MD: From a producer’s standpoint, are there any records you can point to as an example of how you think a record should sound?
Mark: There was a record that made me want to make records, and that was Spiderland by Slint. When I heard that record, I heard real acoustics on the drums; they weren’t dry and recorded in a dead space, and they sounded really natural. Up to that point I hadn’t heard drums sound like that. That was it for me, the record that made me want to be a record producer. I’m sure there were lots of little things I was influenced by, but I can’t point to any one thing like I can to that one.
MD: What’s your main mission when someone asks you to produce their record?
Mark: I feel like it’s my job to help a band make their record.
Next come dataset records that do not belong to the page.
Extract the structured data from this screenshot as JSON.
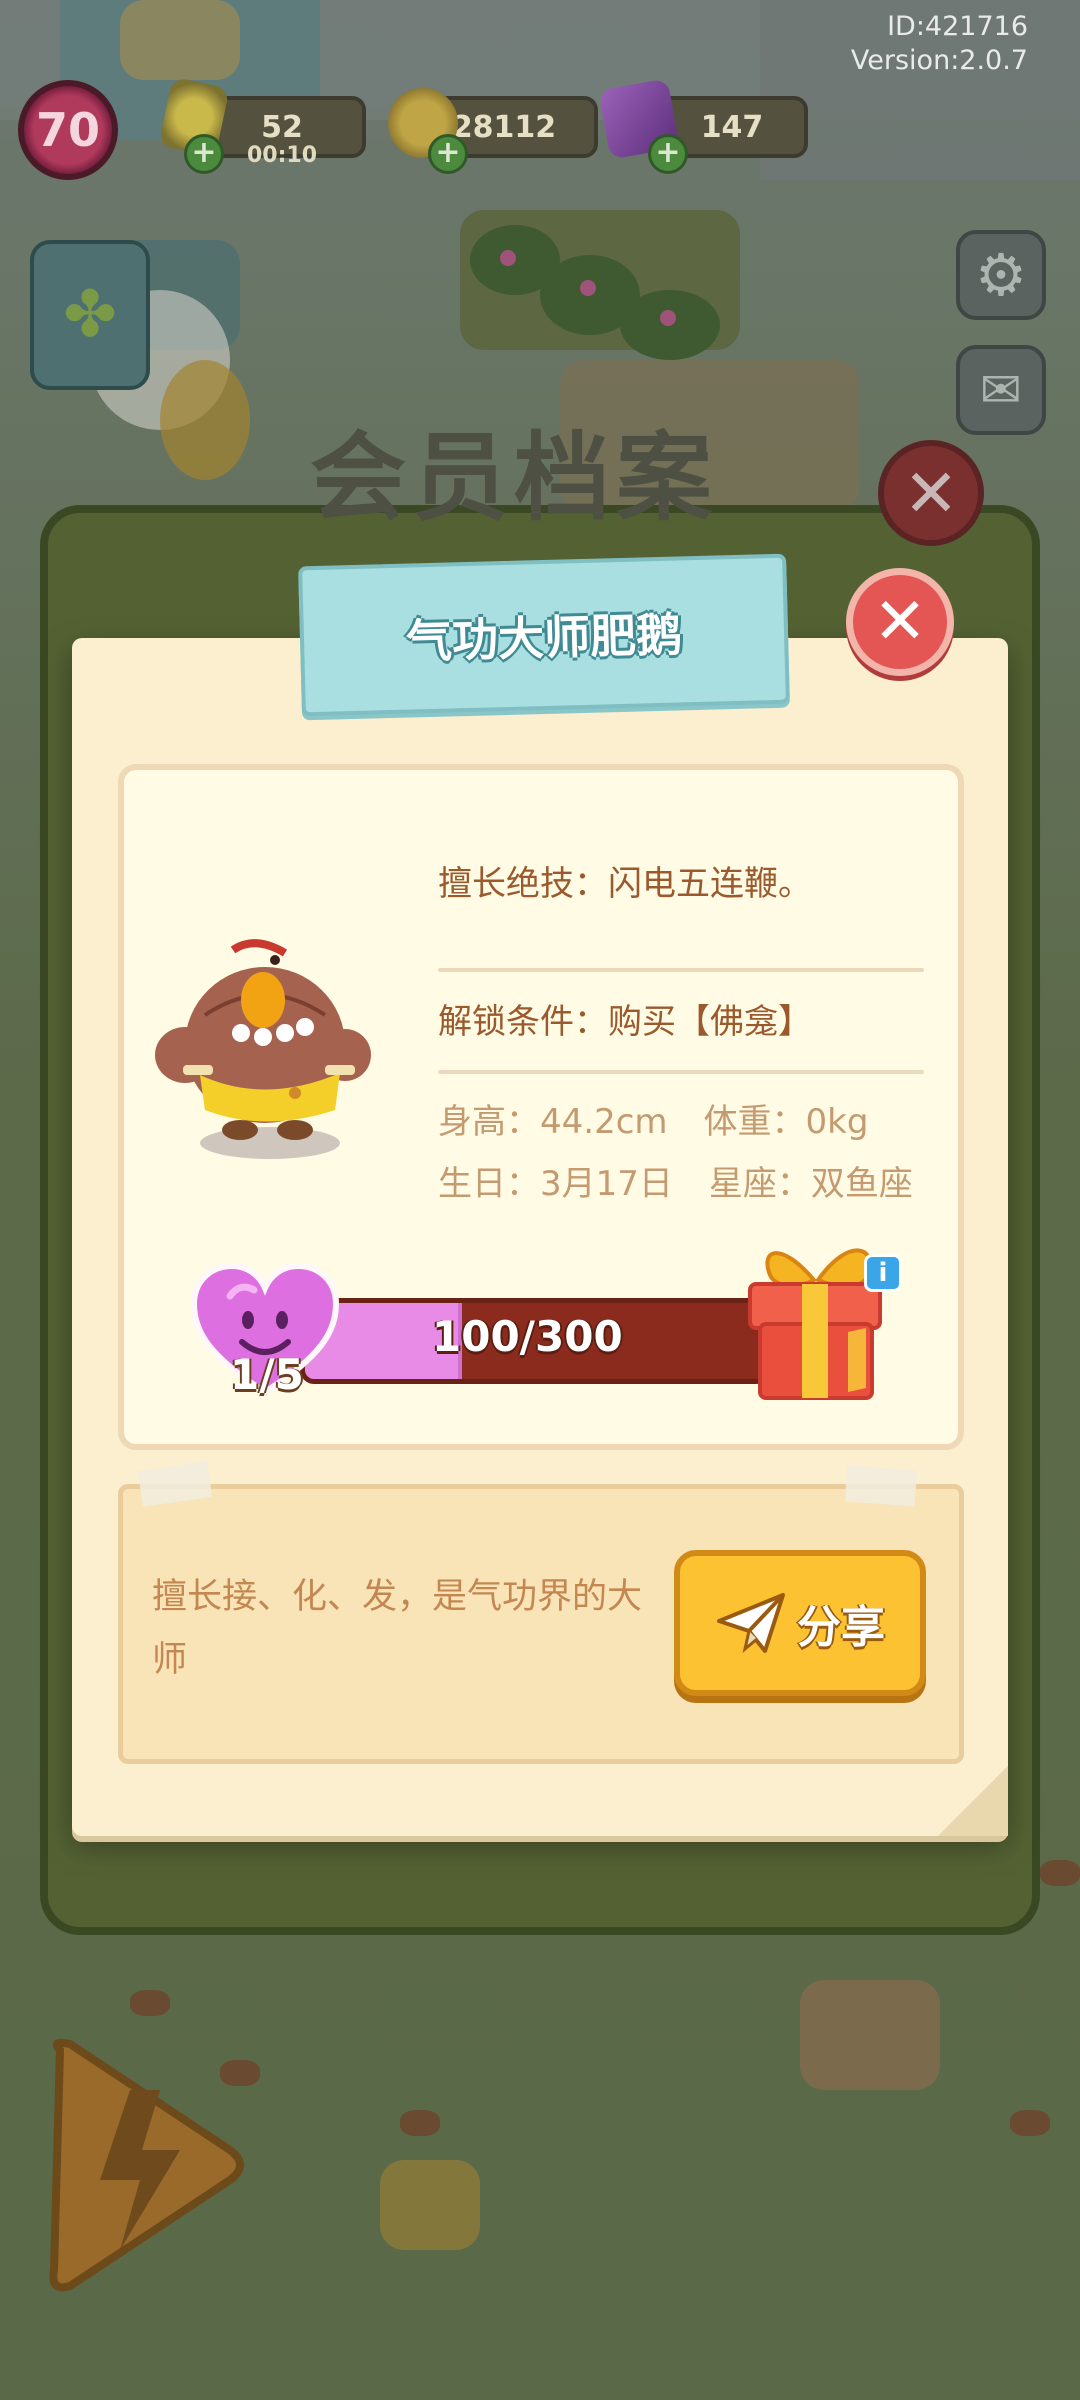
{
  "hud": {
    "id_text": "ID:421716",
    "version_text": "Version:2.0.7",
    "level": "70",
    "energy": "52",
    "energy_timer": "00:10",
    "coins": "28112",
    "gems": "147"
  },
  "background": {
    "panel_title": "会员档案"
  },
  "dialog": {
    "title": "气功大师肥鹅",
    "skill": "擅长绝技：闪电五连鞭。",
    "unlock": "解锁条件：购买【佛龛】",
    "height": "身高：44.2cm",
    "weight": "体重：0kg",
    "birthday": "生日：3月17日",
    "constellation": "星座：双鱼座",
    "progress": {
      "text": "100/300",
      "current": 100,
      "max": 300
    },
    "favor_level": "1/5",
    "description": "擅长接、化、发，是气功界的大师",
    "share_label": "分享"
  },
  "colors": {
    "accent_yellow": "#fcc232",
    "close_red": "#e45654",
    "ribbon_blue": "#a9dfe0",
    "heart_pink": "#e88be6",
    "bar_brown": "#8a2b1d"
  },
  "icons": {
    "close": "close-icon",
    "share": "paper-plane-icon",
    "gift": "gift-box-icon",
    "heart": "smiling-heart-icon",
    "info": "info-icon",
    "settings": "gear-icon",
    "mail": "mail-icon"
  }
}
I get hired by the band, and it’s their vision, not mine, and I have to do everything I can to help them realize that vision. Usually it starts with a lot of dialogue about the kind of record they want to make, and then it’s a job of trying to keep things on track. A lot of times you’re in the studio and you can get sidetracked or lose focus. You start looking at the small things or whatever, and you need someone like me there to keep the ship sailing in the right direction. The bulk of my contribution happens in pre-production while we’re going over songs and working on arrangements.
MD: So I gather you’re taking a break from production work to make donuts? [Mark is the proprietor of Donut Friend, a popular Los Angeles donut shop.]
Mark: Yeah, I’ve been doing the donut thing since 2012, so for about three years I’ve been making donuts instead of records.
MD: What was the inspiration for that?
Mark: I just had the idea for a DIY, build-your-own-donut shop. I started thinking about combining a yogurt shop and a donut shop, and the more I thought about it, the more I thought, “This has to exist!” I didn’t want anyone else to make it happen first, so I just had to see it through. I thought it would fail and I’d be back to making records, but it’s actually been going really well, so, who knew?
MD: It’s great that that’s working out, and that Drive Like Jehu has more shows coming up. You guys really were the highlight of the weekend here in Austin for a lot of people.
Mark: That was probably one of our best shows of the year. I thought the Riot Fest set in Chicago was pretty great, but after the Austin set it felt like the crowd was just there. It didn’t feel like a festival thing, it felt like we played a show. We had all these people on stage, and a good crowd in front of us, and it felt so good. It was a great show to end the year on.